A Global History of Health
 
The long-term goals are to use skeletons for measuring health at hundreds of burial localities of people who lived throughout the world over the past 10 millennia and to explore possible determinants. The proposed research builds upon an earlier but smaller project for the Western Hemisphere, which was based on seven health indicators for more than 12,000 individuals who lived over the past six millennia. This study reported a long-term decline in skeletal health among Native Americans in the pre-Columbian era and also considerable variability across 65 localities that included descendents from Europe and Africa.
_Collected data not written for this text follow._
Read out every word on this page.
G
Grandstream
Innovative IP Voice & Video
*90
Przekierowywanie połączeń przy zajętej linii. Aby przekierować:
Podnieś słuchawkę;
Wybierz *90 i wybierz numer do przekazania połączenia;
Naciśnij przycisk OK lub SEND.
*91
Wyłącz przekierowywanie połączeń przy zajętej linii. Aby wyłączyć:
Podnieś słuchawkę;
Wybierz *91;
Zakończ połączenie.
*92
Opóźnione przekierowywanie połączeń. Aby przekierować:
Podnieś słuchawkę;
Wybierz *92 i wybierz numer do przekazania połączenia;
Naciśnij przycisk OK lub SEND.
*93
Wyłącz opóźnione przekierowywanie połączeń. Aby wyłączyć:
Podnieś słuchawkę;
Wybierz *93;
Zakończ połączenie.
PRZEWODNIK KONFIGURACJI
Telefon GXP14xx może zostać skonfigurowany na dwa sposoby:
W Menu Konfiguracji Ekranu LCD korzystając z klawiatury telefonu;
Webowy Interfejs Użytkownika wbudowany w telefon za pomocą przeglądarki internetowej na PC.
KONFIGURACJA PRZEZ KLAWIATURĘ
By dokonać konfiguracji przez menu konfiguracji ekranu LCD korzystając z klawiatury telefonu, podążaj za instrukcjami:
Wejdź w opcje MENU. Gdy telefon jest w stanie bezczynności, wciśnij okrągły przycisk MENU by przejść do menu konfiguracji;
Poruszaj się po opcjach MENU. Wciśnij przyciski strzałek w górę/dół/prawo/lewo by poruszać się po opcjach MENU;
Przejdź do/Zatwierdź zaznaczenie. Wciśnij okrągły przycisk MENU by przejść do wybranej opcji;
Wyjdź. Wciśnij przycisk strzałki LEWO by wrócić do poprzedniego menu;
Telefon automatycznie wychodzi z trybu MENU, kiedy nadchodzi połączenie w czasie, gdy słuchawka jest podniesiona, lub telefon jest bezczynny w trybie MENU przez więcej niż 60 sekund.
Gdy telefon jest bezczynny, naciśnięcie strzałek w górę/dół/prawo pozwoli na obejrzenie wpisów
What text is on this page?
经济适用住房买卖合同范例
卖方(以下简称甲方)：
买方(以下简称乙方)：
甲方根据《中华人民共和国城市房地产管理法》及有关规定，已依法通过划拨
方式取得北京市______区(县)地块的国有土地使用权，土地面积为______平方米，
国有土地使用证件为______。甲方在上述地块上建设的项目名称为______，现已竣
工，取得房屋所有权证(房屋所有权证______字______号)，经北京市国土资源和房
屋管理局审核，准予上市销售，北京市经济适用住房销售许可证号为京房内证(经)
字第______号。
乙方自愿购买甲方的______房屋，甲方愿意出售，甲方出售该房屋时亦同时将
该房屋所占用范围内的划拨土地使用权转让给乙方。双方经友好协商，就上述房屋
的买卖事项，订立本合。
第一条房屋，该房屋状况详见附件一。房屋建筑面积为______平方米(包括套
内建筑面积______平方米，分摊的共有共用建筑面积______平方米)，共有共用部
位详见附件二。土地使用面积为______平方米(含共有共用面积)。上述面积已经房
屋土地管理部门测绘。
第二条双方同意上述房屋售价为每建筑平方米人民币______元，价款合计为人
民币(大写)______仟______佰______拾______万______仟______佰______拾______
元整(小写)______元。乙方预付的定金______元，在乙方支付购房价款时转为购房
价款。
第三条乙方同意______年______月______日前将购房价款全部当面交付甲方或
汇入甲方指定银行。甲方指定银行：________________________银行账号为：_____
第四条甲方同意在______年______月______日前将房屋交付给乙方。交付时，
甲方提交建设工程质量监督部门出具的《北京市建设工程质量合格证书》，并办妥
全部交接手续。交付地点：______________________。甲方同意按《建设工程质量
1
A finding that skeletal measures were sensitive to ecological conditions motivates our international team to prepare this application for collecting and analyzing similar but more extensive evidence for other parts of the globe.
 
The immediate research project, focused on Europe, has five specific aims. First, we plan to survey skeletons for measures of age, sex, and health status and to document related grave goods that indicate socio-economic status. Second, use metrics to determine sex and the metrics plus tooth cementum annulations to estimate age at death. Third, we use biochemical techniques to assess major components of the diet and to determine dates when people lived at each locality. Fourth, we are gathering evidence from archaeology, Geographic Information Systems (GIS), historical documents, and climate history sources to summarize the environments in which people lived. Fifth, we will use this package of information to describe and to explore determinants of skeletal health.